Decorator Pattern for Cross-Cutting Concerns

import time
import logging
from functools import wraps

logger = logging.getLogger(__name__)

def with_logging(chain: Runnable) -> Runnable:
    """Add logging to chain"""
    def logged_invoke(input_dict: dict) -> Any:
        logger.info(f"Chain input: {input_dict}")
        start = time.time()
        result = chain.invoke(input_dict)
        duration = time.time() - start
        logger.info(f"Chain output: {result[:100]}... Duration: {duration:.2f}s")
        return result
    return RunnableLambda(logged_invoke)

def with_metrics(chain: Runnable, metrics_client) -> Runnable:
    """Add metrics collection"""
    def metered_invoke(input_dict: dict) -> Any:
        start = time.time()
        try:
            result = chain.invoke(input_dict)
            metrics_client.increment("chain.success")
            return result
        except Exception as e:
            metrics_client.increment("chain.error")
            raise
        finally:
            duration = time.time() - start
            metrics_client.timing("chain.duration", duration)
    return RunnableLambda(metered_invoke)

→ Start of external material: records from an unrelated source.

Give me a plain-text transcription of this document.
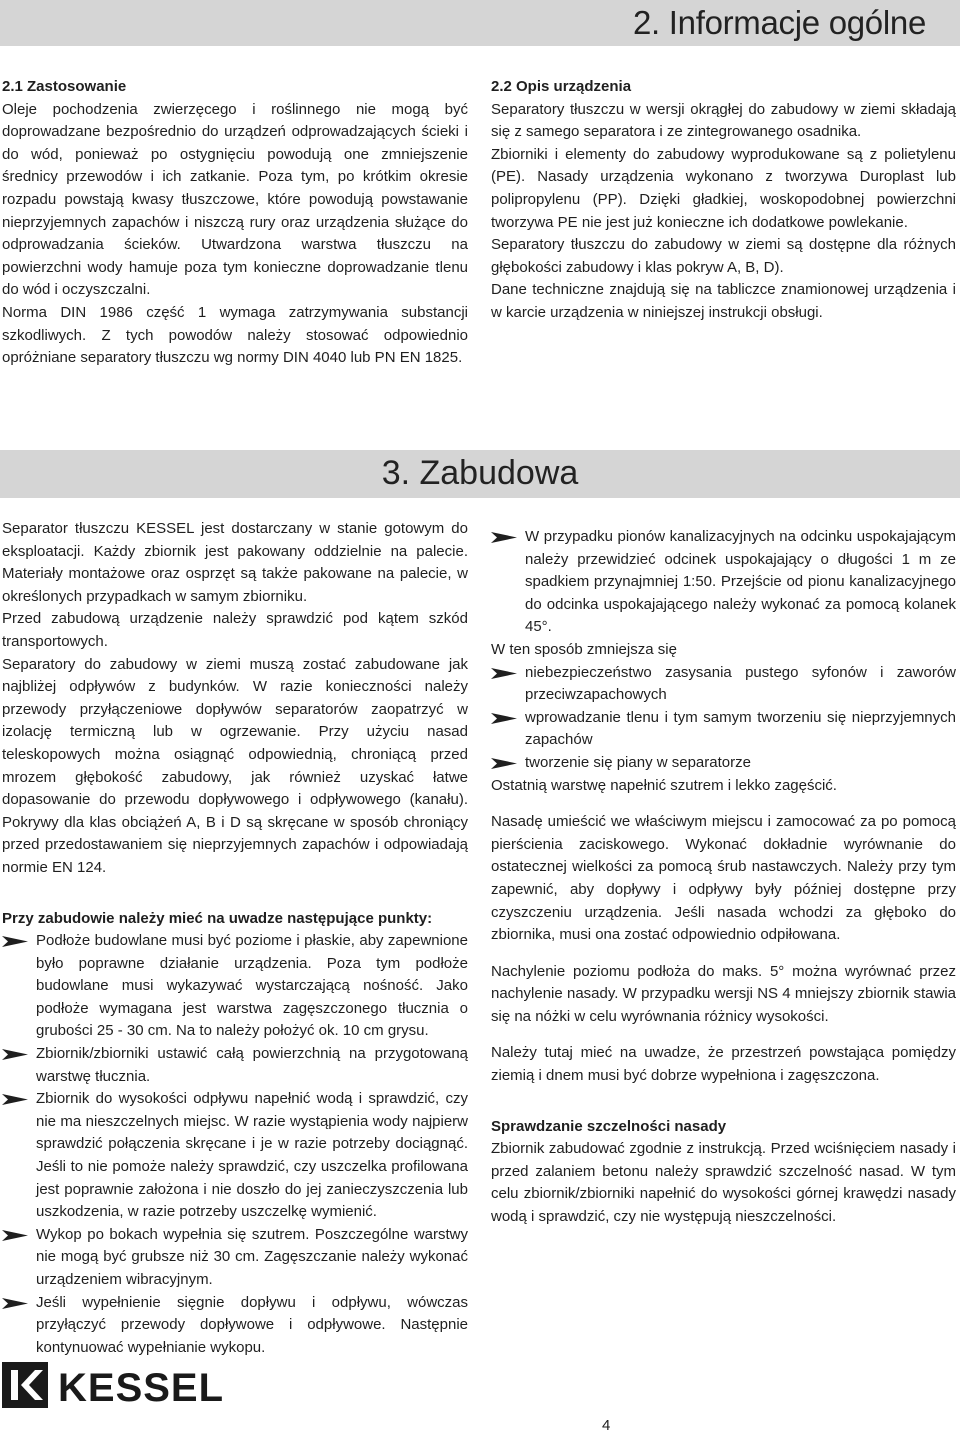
2. Informacje ogólne

2.1 Zastosowanie

Oleje pochodzenia zwierzęcego i roślinnego nie mogą być doprowadzane bezpośrednio do urządzeń odprowadzających ścieki i do wód, ponieważ po ostygnięciu powodują one zmniejszenie średnicy przewodów i ich zatkanie. Poza tym, po krótkim okresie rozpadu powstają kwasy tłuszczowe, które powodują powstawanie nieprzyjemnych zapachów i niszczą rury oraz urządzenia służące do odprowadzania ścieków. Utwardzona warstwa tłuszczu na powierzchni wody hamuje poza tym konieczne doprowadzanie tlenu do wód i oczyszczalni.

Norma DIN 1986 część 1 wymaga zatrzymywania substancji szkodliwych. Z tych powodów należy stosować odpowiednio opróżniane separatory tłuszczu wg normy DIN 4040 lub PN EN 1825.

2.2 Opis urządzenia

Separatory tłuszczu w wersji okrągłej do zabudowy w ziemi składają się z samego separatora i ze zintegrowanego osadnika.

Zbiorniki i elementy do zabudowy wyprodukowane są z polietylenu (PE). Nasady urządzenia wykonano z tworzywa Duroplast lub polipropylenu (PP). Dzięki gładkiej, woskopodobnej powierzchni tworzywa PE nie jest już konieczne ich dodatkowe powlekanie.

Separatory tłuszczu do zabudowy w ziemi są dostępne dla różnych głębokości zabudowy i klas pokryw A, B, D).

Dane techniczne znajdują się na tabliczce znamionowej urządzenia i w karcie urządzenia w niniejszej instrukcji obsługi.

3. Zabudowa

Separator tłuszczu KESSEL jest dostarczany w stanie gotowym do eksploatacji. Każdy zbiornik jest pakowany oddzielnie na palecie. Materiały montażowe oraz osprzęt są także pakowane na palecie, w określonych przypadkach w samym zbiorniku.

Przed zabudową urządzenie należy sprawdzić pod kątem szkód transportowych.

Separatory do zabudowy w ziemi muszą zostać zabudowane jak najbliżej odpływów z budynków. W razie konieczności należy przewody przyłączeniowe dopływów separatorów zaopatrzyć w izolację termiczną lub w ogrzewanie. Przy użyciu nasad teleskopowych można osiągnąć odpowiednią, chroniącą przed mrozem głębokość zabudowy, jak również uzyskać łatwe dopasowanie do przewodu dopływowego i odpływowego (kanału). Pokrywy dla klas obciążeń A, B i D są skręcane w sposób chroniący przed przedostawaniem się nieprzyjemnych zapachów i odpowiadają normie EN 124.

Przy zabudowie należy mieć na uwadze następujące punkty:

Podłoże budowlane musi być poziome i płaskie, aby zapewnione było poprawne działanie urządzenia. Poza tym podłoże budowlane musi wykazywać wystarczającą nośność. Jako podłoże wymagana jest warstwa zagęszczonego tłucznia o grubości 25 - 30 cm. Na to należy położyć ok. 10 cm grysu.
Zbiornik/zbiorniki ustawić całą powierzchnią na przygotowaną warstwę tłucznia.
Zbiornik do wysokości odpływu napełnić wodą i sprawdzić, czy nie ma nieszczelnych miejsc. W razie wystąpienia wody najpierw sprawdzić połączenia skręcane i je w razie potrzeby dociągnąć. Jeśli to nie pomoże należy sprawdzić, czy uszczelka profilowana jest poprawnie założona i nie doszło do jej zanieczyszczenia lub uszkodzenia, w razie potrzeby uszczelkę wymienić.
Wykop po bokach wypełnia się szutrem. Poszczególne warstwy nie mogą być grubsze niż 30 cm. Zagęszczanie należy wykonać urządzeniem wibracyjnym.
Jeśli wypełnienie sięgnie dopływu i odpływu, wówczas przyłączyć przewody dopływowe i odpływowe. Następnie kontynuować wypełnianie wykopu.
W przypadku pionów kanalizacyjnych na odcinku uspokajającym należy przewidzieć odcinek uspokajający o długości 1 m ze spadkiem przynajmniej 1:50. Przejście od pionu kanalizacyjnego do odcinka uspokajającego należy wykonać za pomocą kolanek 45°.

W ten sposób zmniejsza się

niebezpieczeństwo zasysania pustego syfonów i zaworów przeciwzapachowych
wprowadzanie tlenu i tym samym tworzeniu się nieprzyjemnych zapachów
tworzenie się piany w separatorze

Ostatnią warstwę napełnić szutrem i lekko zagęścić.

Nasadę umieścić we właściwym miejscu i zamocować za po pomocą pierścienia zaciskowego. Wykonać dokładnie wyrównanie do ostatecznej wielkości za pomocą śrub nastawczych. Należy przy tym zapewnić, aby dopływy i odpływy były później dostępne przy czyszczeniu urządzenia. Jeśli nasada wchodzi za głęboko do zbiornika, musi ona zostać odpowiednio odpiłowana.

Nachylenie poziomu podłoża do maks. 5° można wyrównać przez nachylenie nasady. W przypadku wersji NS 4 mniejszy zbiornik stawia się na nóżki w celu wyrównania różnicy wysokości.

Należy tutaj mieć na uwadze, że przestrzeń powstająca pomiędzy ziemią i dnem musi być dobrze wypełniona i zagęszczona.

Sprawdzanie szczelności nasady

Zbiornik zabudować zgodnie z instrukcją. Przed wciśnięciem nasady i przed zalaniem betonu należy sprawdzić szczelność nasad. W tym celu zbiornik/zbiorniki napełnić do wysokości górnej krawędzi nasady wodą i sprawdzić, czy nie występują nieszczelności.

KESSEL
4
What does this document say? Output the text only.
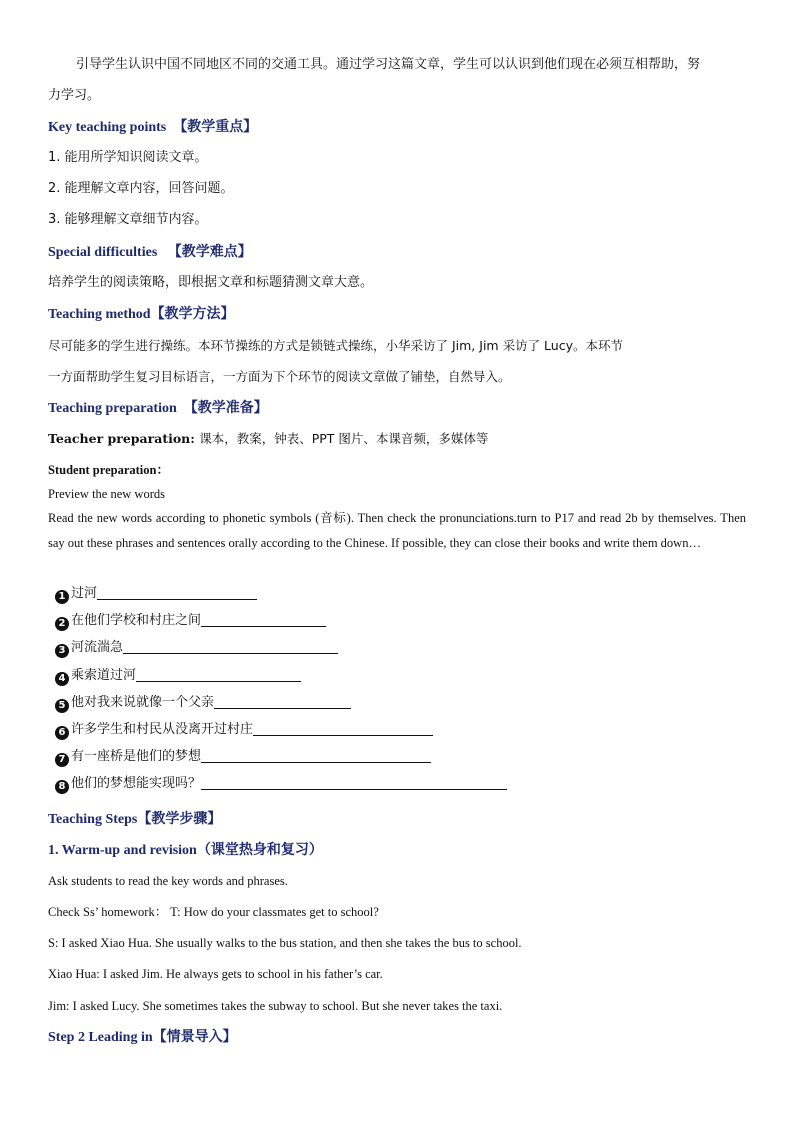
引导学生认识中国不同地区不同的交通工具。通过学习这篇文章，学生可以认识到他们现在必须互相帮助，努
力学习。
Key teaching points 【教学重点】
1. 能用所学知识阅读文章。
2. 能理解文章内容，回答问题。
3. 能够理解文章细节内容。
Special difficulties 【教学难点】
培养学生的阅读策略，即根据文章和标题猜测文章大意。
Teaching method【教学方法】
尽可能多的学生进行操练。本环节操练的方式是锁链式操练，小华采访了 Jim, Jim 采访了 Lucy。本环节
一方面帮助学生复习目标语言，一方面为下个环节的阅读文章做了铺垫，自然导入。
Teaching preparation 【教学准备】
Teacher preparation: 课本，教案，钟表、PPT 图片、本课音频，多媒体等
Student preparation：
Preview the new words
Read the new words according to phonetic symbols (音标). Then check the pronunciations.turn to P17 and read 2b by themselves. Then say out these phrases and sentences orally according to the Chinese. If possible, they can close their books and write them down…
1 过河
2 在他们学校和村庄之间
3 河流湍急
4 乘索道过河
5 他对我来说就像一个父亲
6 许多学生和村民从没离开过村庄
7 有一座桥是他们的梦想
8 他们的梦想能实现吗？
Teaching Steps【教学步骤】
1. Warm-up and revision（课堂热身和复习）
Ask students to read the key words and phrases.
Check Ss’ homework： T: How do your classmates get to school?
S: I asked Xiao Hua. She usually walks to the bus station, and then she takes the bus to school.
Xiao Hua: I asked Jim. He always gets to school in his father’s car.
Jim: I asked Lucy. She sometimes takes the subway to school. But she never takes the taxi.
Step 2 Leading in【情景导入】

def with_timeout(chain: Runnable, timeout_seconds: float) -> Runnable:
    """Add timeout to chain"""
    import asyncio

    async def timed_invoke(input_dict: dict) -> Any:
        try:
            return await asyncio.wait_for(
                chain.ainvoke(input_dict),
                timeout=timeout_seconds
            )
        except asyncio.TimeoutError:
            raise TimeoutError(f"Chain timed out after {timeout_seconds}s")

    return RunnableLambda(lambda x: asyncio.run(timed_invoke(x)))

# Usage
base_chain = prompt | llm | StrOutputParser()
production_chain = with_logging(with_timeout(base_chain, 30))

Testing Patterns

import pytest
from unittest.mock import Mock, patch

class TestLCELChains:
    """Test patterns for LCEL chains"""

    def test_chain_output_format(self):
        """Test that chain produces expected output format"""
        # Mock the LLM
        mock_llm = Mock()
        mock_llm.invoke.return_value = Mock(content="Test answer")

        chain = prompt | mock_llm | StrOutputParser()
        result = chain.invoke({"question": "Test?"})

        assert isinstance(result, str)
        assert len(result) > 0

    def test_chain_with_mock_responses(self):
        """Test chain with predefined responses"""
        from langchain_community.llms.fake import FakeListLLM

        responses = ["Answer 1", "Answer 2", "Answer 3"]
        fake_llm = FakeListLLM(responses=responses)

        chain = prompt | fake_llm | StrOutputParser()

        # Each call returns next response
        assert "Answer 1" in chain.invoke({"question": "Q1"})
        assert "Answer 2" in chain.invoke({"question": "Q2"})

    def test_error_handling(self):
        """Test that errors are handled properly"""
        def failing_step(x):
            raise ValueError("Intentional failure")

        chain = RunnableLambda(failing_step)

        with pytest.raises(ValueError):
            chain.invoke({"input": "test"})

Conclusion

These LCEL patterns provide the foundation for building production-grade LLM applications. By implementing proper error handling, caching, composition patterns, and testing strategies, you can create robust systems that handle real-world challenges effectively.